Гордость Митрохина – предмет зависти рыбаков и охотников прииска – мотоцикл с коляской «Ирбит», сыто урча, катил вдоль берега. Из коляски выглядывал пучок удочек. Завидев директора, Митрохин остановился, заглушил мотор, подошел и сел рядом.
– Слыхал, Петрович, – моего Терещенку-то ГэБэ за жабры сцапало?
– Он же в отпуске. – Любимцев посмотрел недоверчиво.
– По «Маяку» передали. Под Полтавой изловили. Полицаем служил, сука! – Невозмутимое лицо его надулось словно мяч. – А как прикидывался! Руку мне каждый день сувал – тьфу!
– Мало Терещенок на Украине?! – отрешенно сказал, думая о другом, Любимцев, – Может, однофамилец, может, родня какая.
– Да какой однофамилец! – запыхтел Митрохин. – Прииск наш на всю страну помянули. Своими ушами слышал! Ты подумай – двадцать лет таился, паскуда, даже в отпуск не ездил, а к Любке перебрался – она его и вытащила. Интересно мне, как распознали гада?
– За родней присматривали, наверное, за знакомыми.

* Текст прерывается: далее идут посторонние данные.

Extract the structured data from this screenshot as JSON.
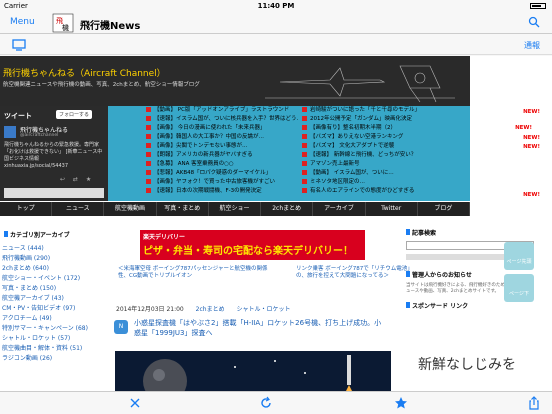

«От какой ерунды может зависеть судьба, – подумал Любимцев. – А может, наоборот, это и есть судьба, в которой все учтено до мелочей».
– Неужто столько лет следили?
– Про Иванова не слышал? – Любимцев уперся ладонями в колени. – Тоже сиднем сидел, а лет десять назад собрался. Лютый оказался зверь. В сорок первом еще переметнулся. Фрицы к Москве подходили, заняли Людиново – городишко в Калужской области.
– Как Людиново? – поперхнулся Митрохин. – Я-то сам из-под Жиздры, из соседнего, значит, района! Иванов? Точно Иванов?
– Мы еще тогда посмеялись, больно фамилия редкая. Да ты чего так всполошился? – удивился Любимцев.